Why Biden’s Plan to Raise Taxes for Rich Investors Isn’t Hurting Stocks
Investors have largely shrugged off President Biden’s proposal to raise taxes on investment income for wealthy Americans, as the stock market hovers near record highs after news of a strong economic rebound and blockbuster earnings reports from technology giants such as Apple and Amazon.
The indifference is well founded, analysts say.
Mr. Biden wants to raise taxes on the income that the country’s richest households make from investments — called capital gains — to fund his plans for economic-recovery and infrastructure projects. The increase would apply to people with annual income of a million dollars or more.

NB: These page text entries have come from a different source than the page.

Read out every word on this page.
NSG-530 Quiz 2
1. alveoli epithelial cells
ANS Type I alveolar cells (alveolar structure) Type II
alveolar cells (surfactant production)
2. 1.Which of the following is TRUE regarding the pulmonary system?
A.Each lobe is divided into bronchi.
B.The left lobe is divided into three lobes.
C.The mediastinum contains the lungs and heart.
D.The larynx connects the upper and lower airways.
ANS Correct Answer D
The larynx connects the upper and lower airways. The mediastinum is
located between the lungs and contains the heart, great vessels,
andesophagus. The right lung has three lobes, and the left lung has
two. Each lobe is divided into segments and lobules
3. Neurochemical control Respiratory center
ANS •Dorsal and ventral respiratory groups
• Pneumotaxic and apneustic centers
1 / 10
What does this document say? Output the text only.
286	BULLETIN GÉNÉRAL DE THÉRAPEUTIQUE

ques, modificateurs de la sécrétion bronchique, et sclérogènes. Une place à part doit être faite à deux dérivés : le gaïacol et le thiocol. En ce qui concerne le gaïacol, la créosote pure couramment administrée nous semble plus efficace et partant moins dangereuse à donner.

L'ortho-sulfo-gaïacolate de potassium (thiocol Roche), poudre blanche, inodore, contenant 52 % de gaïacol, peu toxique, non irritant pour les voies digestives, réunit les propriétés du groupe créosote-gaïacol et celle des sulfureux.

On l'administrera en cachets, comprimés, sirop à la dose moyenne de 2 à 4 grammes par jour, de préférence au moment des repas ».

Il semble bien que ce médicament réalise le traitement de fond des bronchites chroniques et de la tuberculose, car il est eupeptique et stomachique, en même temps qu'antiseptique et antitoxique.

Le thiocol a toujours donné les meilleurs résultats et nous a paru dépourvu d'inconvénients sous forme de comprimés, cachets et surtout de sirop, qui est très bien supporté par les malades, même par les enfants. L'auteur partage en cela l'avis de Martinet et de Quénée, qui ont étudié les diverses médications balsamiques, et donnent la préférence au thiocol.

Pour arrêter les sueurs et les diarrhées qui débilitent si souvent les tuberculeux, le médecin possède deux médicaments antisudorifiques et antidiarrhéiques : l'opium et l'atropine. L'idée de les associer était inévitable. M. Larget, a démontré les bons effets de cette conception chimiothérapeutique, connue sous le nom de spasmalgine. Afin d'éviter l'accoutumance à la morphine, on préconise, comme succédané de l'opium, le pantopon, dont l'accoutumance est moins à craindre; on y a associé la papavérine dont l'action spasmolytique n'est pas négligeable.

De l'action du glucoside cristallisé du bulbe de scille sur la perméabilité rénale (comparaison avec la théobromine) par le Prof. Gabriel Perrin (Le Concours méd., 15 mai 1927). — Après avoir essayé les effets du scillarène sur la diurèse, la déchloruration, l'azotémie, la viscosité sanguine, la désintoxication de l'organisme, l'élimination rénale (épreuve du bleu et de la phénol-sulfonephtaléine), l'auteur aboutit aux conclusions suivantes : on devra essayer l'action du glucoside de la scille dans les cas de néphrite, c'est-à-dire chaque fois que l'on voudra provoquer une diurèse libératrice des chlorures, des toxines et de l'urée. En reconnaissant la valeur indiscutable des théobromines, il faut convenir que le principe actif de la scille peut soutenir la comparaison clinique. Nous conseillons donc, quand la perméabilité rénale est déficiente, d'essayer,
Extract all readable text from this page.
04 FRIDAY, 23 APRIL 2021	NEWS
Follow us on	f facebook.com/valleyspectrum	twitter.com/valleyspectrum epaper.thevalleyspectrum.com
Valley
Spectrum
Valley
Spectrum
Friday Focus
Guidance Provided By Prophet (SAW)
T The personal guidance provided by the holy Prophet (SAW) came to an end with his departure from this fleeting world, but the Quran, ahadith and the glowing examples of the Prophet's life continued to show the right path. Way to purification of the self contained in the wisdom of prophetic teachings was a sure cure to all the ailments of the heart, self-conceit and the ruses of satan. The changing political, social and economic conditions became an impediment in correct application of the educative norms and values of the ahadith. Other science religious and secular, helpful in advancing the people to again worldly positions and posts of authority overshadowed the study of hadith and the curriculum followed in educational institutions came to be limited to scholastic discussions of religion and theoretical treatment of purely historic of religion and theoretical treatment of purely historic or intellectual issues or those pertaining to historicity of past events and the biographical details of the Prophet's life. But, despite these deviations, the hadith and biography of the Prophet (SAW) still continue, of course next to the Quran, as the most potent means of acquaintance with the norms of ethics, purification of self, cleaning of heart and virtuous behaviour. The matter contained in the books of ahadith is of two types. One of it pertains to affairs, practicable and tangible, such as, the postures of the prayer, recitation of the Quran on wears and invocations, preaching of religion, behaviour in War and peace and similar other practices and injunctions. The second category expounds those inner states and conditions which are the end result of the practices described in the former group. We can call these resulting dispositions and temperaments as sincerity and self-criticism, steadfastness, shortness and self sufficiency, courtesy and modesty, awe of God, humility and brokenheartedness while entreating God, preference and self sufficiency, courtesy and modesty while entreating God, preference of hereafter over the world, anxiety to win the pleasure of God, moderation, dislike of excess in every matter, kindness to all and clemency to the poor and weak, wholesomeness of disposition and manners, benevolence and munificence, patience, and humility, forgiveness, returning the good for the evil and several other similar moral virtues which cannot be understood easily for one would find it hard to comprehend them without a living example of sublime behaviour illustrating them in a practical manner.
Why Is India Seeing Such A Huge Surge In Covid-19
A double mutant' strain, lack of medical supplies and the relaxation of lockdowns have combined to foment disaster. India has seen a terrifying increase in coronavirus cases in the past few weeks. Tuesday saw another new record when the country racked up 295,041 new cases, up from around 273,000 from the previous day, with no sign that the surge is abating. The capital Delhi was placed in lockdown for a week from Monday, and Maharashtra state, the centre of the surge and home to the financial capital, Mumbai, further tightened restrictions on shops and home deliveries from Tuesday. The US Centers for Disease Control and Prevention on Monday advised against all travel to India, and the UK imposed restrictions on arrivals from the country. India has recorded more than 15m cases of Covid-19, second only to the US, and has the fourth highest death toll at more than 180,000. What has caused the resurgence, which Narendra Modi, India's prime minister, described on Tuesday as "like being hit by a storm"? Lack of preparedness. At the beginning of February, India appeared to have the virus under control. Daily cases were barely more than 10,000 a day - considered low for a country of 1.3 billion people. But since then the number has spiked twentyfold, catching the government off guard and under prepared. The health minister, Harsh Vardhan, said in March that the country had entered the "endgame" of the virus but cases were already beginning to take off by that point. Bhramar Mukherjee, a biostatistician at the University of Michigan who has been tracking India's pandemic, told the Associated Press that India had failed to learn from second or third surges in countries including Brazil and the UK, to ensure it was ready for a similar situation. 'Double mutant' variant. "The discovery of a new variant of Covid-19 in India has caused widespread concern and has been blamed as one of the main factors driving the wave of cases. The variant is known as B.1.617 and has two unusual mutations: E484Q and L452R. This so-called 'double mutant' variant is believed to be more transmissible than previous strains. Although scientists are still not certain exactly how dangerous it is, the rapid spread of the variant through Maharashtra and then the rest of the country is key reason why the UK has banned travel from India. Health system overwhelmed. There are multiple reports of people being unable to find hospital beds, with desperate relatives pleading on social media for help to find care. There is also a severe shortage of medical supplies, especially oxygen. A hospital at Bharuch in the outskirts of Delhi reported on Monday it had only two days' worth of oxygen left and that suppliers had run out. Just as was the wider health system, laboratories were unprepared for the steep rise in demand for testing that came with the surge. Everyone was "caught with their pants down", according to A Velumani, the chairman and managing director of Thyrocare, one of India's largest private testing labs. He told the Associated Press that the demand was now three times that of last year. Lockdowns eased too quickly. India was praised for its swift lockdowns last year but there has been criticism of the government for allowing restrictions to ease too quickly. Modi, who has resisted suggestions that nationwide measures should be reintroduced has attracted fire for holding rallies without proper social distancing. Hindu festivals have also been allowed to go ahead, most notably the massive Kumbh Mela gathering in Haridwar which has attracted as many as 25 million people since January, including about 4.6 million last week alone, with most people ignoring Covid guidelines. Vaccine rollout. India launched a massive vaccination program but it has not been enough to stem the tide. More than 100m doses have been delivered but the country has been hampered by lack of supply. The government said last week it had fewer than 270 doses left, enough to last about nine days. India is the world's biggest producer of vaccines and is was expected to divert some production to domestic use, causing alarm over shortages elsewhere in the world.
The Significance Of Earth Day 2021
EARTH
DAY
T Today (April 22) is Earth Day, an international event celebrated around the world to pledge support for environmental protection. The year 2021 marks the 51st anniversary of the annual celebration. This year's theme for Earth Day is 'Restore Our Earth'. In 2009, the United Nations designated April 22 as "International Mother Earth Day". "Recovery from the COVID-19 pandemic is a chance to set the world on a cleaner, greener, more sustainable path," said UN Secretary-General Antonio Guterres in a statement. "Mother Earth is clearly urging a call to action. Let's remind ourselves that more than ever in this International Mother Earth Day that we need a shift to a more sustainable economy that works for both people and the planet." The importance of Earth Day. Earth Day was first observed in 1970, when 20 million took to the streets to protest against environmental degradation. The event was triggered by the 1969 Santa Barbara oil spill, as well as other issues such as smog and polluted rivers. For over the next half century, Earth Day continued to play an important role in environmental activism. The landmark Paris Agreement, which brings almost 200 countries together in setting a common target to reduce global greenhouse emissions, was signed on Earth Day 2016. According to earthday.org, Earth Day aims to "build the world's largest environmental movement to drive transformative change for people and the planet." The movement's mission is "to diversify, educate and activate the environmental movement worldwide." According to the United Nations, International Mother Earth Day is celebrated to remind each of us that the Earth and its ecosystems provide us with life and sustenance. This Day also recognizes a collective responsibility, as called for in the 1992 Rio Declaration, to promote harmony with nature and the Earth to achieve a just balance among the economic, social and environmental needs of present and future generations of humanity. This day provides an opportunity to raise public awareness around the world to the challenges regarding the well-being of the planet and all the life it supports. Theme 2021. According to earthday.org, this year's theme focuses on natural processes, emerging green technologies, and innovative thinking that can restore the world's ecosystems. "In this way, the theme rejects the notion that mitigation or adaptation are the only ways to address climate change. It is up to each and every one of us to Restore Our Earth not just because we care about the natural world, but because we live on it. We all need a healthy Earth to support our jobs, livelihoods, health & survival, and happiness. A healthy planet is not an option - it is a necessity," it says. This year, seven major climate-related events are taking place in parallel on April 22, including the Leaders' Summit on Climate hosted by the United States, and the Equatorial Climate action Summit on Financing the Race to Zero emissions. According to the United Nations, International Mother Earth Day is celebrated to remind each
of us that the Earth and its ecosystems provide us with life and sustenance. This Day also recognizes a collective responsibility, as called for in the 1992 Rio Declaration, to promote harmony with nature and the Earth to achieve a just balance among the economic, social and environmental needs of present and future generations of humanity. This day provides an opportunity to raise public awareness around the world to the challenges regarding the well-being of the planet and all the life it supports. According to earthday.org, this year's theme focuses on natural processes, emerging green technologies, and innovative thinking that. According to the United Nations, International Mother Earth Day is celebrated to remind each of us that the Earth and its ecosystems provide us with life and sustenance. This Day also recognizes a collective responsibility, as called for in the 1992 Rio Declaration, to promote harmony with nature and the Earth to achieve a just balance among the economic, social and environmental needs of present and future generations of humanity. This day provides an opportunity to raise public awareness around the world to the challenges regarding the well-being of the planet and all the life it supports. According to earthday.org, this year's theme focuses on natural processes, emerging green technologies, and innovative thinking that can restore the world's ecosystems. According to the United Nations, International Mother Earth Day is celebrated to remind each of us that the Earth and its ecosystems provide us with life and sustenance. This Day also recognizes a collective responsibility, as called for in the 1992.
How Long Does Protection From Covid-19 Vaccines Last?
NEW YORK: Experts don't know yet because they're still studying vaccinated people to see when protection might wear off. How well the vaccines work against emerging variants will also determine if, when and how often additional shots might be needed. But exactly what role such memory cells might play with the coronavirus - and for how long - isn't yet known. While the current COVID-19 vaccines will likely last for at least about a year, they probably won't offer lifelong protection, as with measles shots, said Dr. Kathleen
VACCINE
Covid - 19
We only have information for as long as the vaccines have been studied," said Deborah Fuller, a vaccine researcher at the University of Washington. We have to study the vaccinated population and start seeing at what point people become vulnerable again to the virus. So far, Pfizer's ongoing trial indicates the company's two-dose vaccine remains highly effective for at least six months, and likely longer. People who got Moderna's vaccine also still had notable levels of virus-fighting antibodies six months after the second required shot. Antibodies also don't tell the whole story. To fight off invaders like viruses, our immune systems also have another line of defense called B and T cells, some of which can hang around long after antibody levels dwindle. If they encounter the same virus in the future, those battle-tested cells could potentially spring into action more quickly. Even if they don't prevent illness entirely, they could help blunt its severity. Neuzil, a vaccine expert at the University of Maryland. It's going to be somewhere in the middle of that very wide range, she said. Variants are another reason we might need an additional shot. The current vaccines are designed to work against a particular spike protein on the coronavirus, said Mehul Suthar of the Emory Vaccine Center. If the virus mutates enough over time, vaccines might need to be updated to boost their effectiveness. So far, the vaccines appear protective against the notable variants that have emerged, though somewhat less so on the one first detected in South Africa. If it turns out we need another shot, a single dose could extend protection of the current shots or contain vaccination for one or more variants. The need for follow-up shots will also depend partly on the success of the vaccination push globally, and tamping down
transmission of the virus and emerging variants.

In theory, higher taxes on investments like stocks should make them less appealing. But the outlook for economic growth and corporate profits is often a much bigger factor in the decision to buy, sell or hold on to a stock. And in a resilient market — when politicians typically propose them — higher taxes are even less of a deterrent.
“Markets can grow, and grow above trend, even if you’re taking the capital gains tax rate up,” said Lori Calvasina, head of U.S. equity strategy at RBC Capital Markets in New York. “That’s not the silver bullet that will kill the bull market.”
Ms. Calvasina’s team looked at what happens to the stock market when the capital gains tax rises. When the rate increased in past years, the team found, the S&P 500 index rose roughly 11 percent.
Proposed increases to the capital gains tax can cause momentary wobbles as investors try to lock in the appreciation on current investments, but the market usually regains its footing and shares climb higher.
“Any potential equity selling will be short lived and reversed in subsequent quarters,” Goldman Sachs analysts wrote late last year about the prospect of a capital-gains tax increase under Democratic control in Washington.
That seems to be how the market is behaving. The news on April 22 that the Biden administration was considering lifting the tax sent stocks into the red, but the selling was limited. Stocks dropped just 0.9 percent for the day and bounced back a day later.
Even after Friday’s 0.7 percent decline, the market sat on a comfortable gain of more than 11 percent this year. The S&P 500 was up 5.2 percent in April, its best month in 2021.
Investor stoicism may also reflect the fact that Mr. Biden’s plan requires congressional approval, a tall order given the slim Democratic control of both chambers. That reduces the likelihood that the proposed increase — which would tax ordinary income and capital gains income in the richest households at the same 39.6 percent rate — is enacted in its entirety.
“Most Democrats seem to be on board with narrowing the differential between the tax rate on capital gains and ordinary income, but there’s opposition for treating the rates as the same,” wrote analysts with Beacon Policy Advisors, a political consultancy. “This means there’s probably a middle ground for raising the capital gains rate on top earners to, say, 28 percent.”
If stocks continued their climb, it would largely be in keeping with previous periods when capital gains taxes were raised.
In 2013, when the tax rose to the current 23.8 percent, from 15 percent, on Americans with the highest incomes, the S&P 500 climbed nearly 30 percent. It was the best year for stocks in the last two decades. And after the top rate rose to 28 percent, from 20 percent, at the end of 1986, the market continued to roar higher, by nearly 40 percent through most of 1987.
Stocks eventually suffered their worst single-day collapse ever on Black Monday in October 1987, but that crash had little to do with tax policy, and the markets ended the year slightly higher. In 1991, a small increase to 28.9 percent in the capital gains rate for those with the largest incomes coincided with a 26 percent rise in the S&P 500. The major driver for that gain had nothing to do with taxes; it was the emergence from a recession.
Similarly, investors appear to be focusing on evidence that the economy is on the brink of breakneck growth. That surge is being fueled by a river of federal government spending, rock-bottom interest rates and more Covid-19 vaccinations. In the first three months of the year, the economy grew at an annualized clip of 6.4 percent. At that pace, 2021 would be the best year for growth since 1984.
Economic growth and corporate profits tend to rise together. And signs of additional oomph in the economy are already showing up in earnings reports from publicly traded companies.
Tech giants such as Tesla, Microsoft, Amazon, Apple and Google’s parent company, Alphabet, all reported first-quarter profits that trounced analyst expectations.
Now Wall Street analysts are ratcheting those profit forecasts even higher, expecting earnings for companies in the S&P 500 to jump more than 30 percent this year. At the start of the year, the forecast was a bit more than 20 percent. If the expected corporate profits appear, it will be their biggest bounce in over a decade.
Such growing optimism for profits — traditionally viewed as the key driver of stock prices — should far outweigh any impact of a tax increase, investors said.
Tax increases are “not the main event,” said Saira Malik, chief investment officer at the global equity division of Nuveen, a large asset manager. “The main event, for us, is earnings growth. Earnings growth, if you look, that’s what drives bull markets.”